By Timothy Sibasi, firstname.lastname@example.org
KAMPALA – The UN Security Council has failed to impose an arms embargo on South Sudan and couldn’t agree to impose additional individual sanctions on two South Sudanese implicated in serious human rights abuses. These repeated failures on the international stage have contributed to the atmosphere of impunity enjoyed at home by South Sudanese leaders on both sides, and seems to have emboldened their stance.
This dilemma falls on the heels of the formation of 53 more new rebel groups in South Sudan, this means that Dr. RiekMacharwho is now under House arrest in South Africa is still ostensibly in charge of his rebel army, but it’s impossible to maintain control in the absence of regular communication. And without control, the rebel movement is never a wholly unified force anymore but is fracturing into ever smaller groups. According to one study by the Institute of Security Studies.
The impact of the violence and persistent abuses against the civilian population is devastating. This has accounted for acute food insecurity which is now widespread. Six million South Sudanese, almost half the country’s population, face severe food shortages. The outflow of refugees continues at an alarming rate, uprooting entire communities and effectively emptying swathes of land, and 1.9 million civilians remain internally displaced, with some sheltering on UN bases. The crisis is costing the international community billions of dollars.
Dr. Arthur Benomugisha is an expert on Peace and Conflict Resolution from Makerere University say, “Rather than allow this situation to fester, international and especially regional actors should take all means necessary to stop violations against the civilian population and provide meaningful accountability. These include enacting and implementing an arms embargo, additional individual sanctions, and accelerating the deployment of the UN Regional Protection Force, authorized by the UNSC in August 2016 to bolster the mission’s protection capacity.”

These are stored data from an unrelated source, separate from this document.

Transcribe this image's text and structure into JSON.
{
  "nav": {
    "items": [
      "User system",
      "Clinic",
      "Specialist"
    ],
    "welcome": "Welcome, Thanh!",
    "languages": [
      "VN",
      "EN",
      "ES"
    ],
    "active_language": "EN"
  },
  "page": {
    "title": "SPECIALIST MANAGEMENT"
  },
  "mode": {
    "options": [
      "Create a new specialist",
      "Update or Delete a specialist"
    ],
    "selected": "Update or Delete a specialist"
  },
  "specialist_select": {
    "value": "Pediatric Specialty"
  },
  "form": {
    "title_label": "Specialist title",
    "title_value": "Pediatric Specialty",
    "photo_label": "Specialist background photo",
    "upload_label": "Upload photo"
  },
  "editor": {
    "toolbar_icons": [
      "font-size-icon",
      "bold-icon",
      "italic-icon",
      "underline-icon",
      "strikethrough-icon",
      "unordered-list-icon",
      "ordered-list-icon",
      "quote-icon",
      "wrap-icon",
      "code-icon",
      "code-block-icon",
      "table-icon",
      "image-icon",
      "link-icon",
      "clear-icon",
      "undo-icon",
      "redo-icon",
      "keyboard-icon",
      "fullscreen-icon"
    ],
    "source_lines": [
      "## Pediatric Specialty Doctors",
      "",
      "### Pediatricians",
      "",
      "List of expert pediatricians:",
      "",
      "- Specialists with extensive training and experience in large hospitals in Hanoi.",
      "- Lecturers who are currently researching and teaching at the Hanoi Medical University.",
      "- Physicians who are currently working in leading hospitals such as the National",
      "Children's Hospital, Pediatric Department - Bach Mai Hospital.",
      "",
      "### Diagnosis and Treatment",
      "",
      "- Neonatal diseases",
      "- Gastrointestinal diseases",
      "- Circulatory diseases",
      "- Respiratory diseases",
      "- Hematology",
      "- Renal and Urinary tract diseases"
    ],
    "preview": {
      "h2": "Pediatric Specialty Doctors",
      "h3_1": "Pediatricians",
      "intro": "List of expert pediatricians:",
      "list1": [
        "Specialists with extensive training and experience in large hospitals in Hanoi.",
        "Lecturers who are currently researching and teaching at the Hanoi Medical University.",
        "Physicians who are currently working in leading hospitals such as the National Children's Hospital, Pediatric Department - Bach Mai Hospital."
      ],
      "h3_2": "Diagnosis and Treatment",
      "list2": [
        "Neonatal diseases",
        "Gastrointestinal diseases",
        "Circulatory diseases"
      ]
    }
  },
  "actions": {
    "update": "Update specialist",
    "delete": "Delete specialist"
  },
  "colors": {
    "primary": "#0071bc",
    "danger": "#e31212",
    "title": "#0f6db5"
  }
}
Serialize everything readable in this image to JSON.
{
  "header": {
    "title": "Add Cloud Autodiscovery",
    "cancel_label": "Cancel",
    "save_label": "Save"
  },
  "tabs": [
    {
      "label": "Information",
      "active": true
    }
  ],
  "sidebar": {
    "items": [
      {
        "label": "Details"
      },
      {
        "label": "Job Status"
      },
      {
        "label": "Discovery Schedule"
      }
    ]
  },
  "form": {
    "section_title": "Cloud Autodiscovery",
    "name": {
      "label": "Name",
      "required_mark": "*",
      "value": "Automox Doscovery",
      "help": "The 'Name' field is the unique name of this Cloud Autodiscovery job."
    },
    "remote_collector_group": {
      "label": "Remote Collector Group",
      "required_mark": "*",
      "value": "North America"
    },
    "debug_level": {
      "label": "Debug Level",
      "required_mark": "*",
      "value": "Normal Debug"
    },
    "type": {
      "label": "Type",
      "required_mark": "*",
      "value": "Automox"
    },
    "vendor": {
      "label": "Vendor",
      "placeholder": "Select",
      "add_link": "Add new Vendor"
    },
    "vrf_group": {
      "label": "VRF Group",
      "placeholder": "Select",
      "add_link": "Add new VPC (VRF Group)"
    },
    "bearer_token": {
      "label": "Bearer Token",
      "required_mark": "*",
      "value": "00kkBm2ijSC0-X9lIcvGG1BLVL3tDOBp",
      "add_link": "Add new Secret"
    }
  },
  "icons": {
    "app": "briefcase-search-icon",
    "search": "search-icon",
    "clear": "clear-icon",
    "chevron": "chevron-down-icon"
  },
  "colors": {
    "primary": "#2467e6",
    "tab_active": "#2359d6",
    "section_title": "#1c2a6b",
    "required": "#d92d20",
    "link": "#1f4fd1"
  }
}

The AU Commission, however, is held between a hard rock and hard surface to move ahead with establishing the Hybrid Court for South Sudan.
While positive engagement with the government of South Sudan is helpful, Nicholas Opio, a renowned scholar of International law, says “the AU Commission has the authority to establish the court with or without the engagement of the government and should proceed on that basis if necessary. If a credible, fair and independent hybrid court does not progress, the option of the International Criminal Court (ICC) remains and should be pursued. As South Sudan is not a party to the court, the UN Security Council would need to refer the situation to the ICC in the absence of a request from the government of South Sudan.”
Based on cumulative evidence from reporting since December 2013, investigations into those responsible for committing war crimes and crimes against humanity are forethought to include investigations into the potential criminal responsibility of President Kiir, rebel leader RiekMachar and their respective top military commanders. All those against whom there is credible evidence of criminal responsibility should be charged and prosecuted in accordance with international fair trial standards.